The men outside smashed a second upstairs window. Vicki held the shovel with two hands and moved quietly around the room. Her left leg was bleeding from a cut. Blood dripped from the cuffs of her pants, and her shoes smeared it across the floor. For a minute or so nothing happened; then the light from the single candle flickered slightly and three splicers came down the stairs. They stopped, sniffed the air, and the leader made a raspy barking sound.
There were too many of them and they were too strong. Vicki knew that she was going to die. Thoughts appeared in her mind like photographs in an old scrapbook-her mother, school, and friends-so many things that had once seemed so important were already fading away. Her clearest memory was of Hollis, and Vicki felt a deep sadness that she would never see him again.

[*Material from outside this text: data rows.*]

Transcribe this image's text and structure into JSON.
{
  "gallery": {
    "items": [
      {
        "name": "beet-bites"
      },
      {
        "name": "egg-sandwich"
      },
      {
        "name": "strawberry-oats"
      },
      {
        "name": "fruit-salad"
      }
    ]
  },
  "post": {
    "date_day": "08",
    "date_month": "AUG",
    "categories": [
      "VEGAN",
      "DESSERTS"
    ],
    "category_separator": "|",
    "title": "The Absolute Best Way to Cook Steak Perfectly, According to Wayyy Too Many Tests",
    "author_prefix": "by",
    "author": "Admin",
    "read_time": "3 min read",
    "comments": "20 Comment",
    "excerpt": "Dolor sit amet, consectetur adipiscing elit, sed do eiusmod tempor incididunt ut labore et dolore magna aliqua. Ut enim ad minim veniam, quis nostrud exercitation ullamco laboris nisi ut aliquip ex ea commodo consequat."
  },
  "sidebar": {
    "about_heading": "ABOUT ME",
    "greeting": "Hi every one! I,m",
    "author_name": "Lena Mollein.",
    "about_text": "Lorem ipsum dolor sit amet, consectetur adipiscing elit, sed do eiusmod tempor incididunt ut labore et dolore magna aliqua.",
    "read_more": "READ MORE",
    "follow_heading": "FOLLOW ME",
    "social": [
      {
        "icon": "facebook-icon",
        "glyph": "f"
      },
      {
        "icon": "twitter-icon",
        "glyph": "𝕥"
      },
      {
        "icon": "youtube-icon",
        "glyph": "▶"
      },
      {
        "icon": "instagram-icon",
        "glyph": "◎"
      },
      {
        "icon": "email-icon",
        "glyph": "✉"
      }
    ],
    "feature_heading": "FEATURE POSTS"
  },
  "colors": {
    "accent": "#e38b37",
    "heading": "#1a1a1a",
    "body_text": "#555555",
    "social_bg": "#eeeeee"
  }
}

The splicers smelled her blood. They leaped off the staircase and came toward her at a furious speed. The animals were shrieking and the sound filled the little room. Their sharp teeth reminded her of wolves.
26
S
ophia Briggs had told Gabriel that every living thing contained an eternal, indestructible energy called the Light. When people died, their Light returned to the energy that was present throughout the universe. But only Travelers were able to send their Light to different realms and then return to their living bodies.The six different realms, as Sophia explained it, were parallel worlds separated by a series of barriers made of water, earth, fire, and air. Gabriel had found the different passageways through each barrier when he first learned how to cross over. And now, while his body remained in the back room of a Camden Market drum shop, he felt as if he were floating through space, surrounded by an infinite darkness. Gabriel thought about his father, and he suddenly felt as if he were propelled forward into the unknown, guided by the intensity of his desire to find this one person.
THE FLOATING SENSATION vanished; he felt wet dirt and sharp pieces of gravel under his hands. Opening his eyes, he saw that he was lying on his back a few feet away from a large river.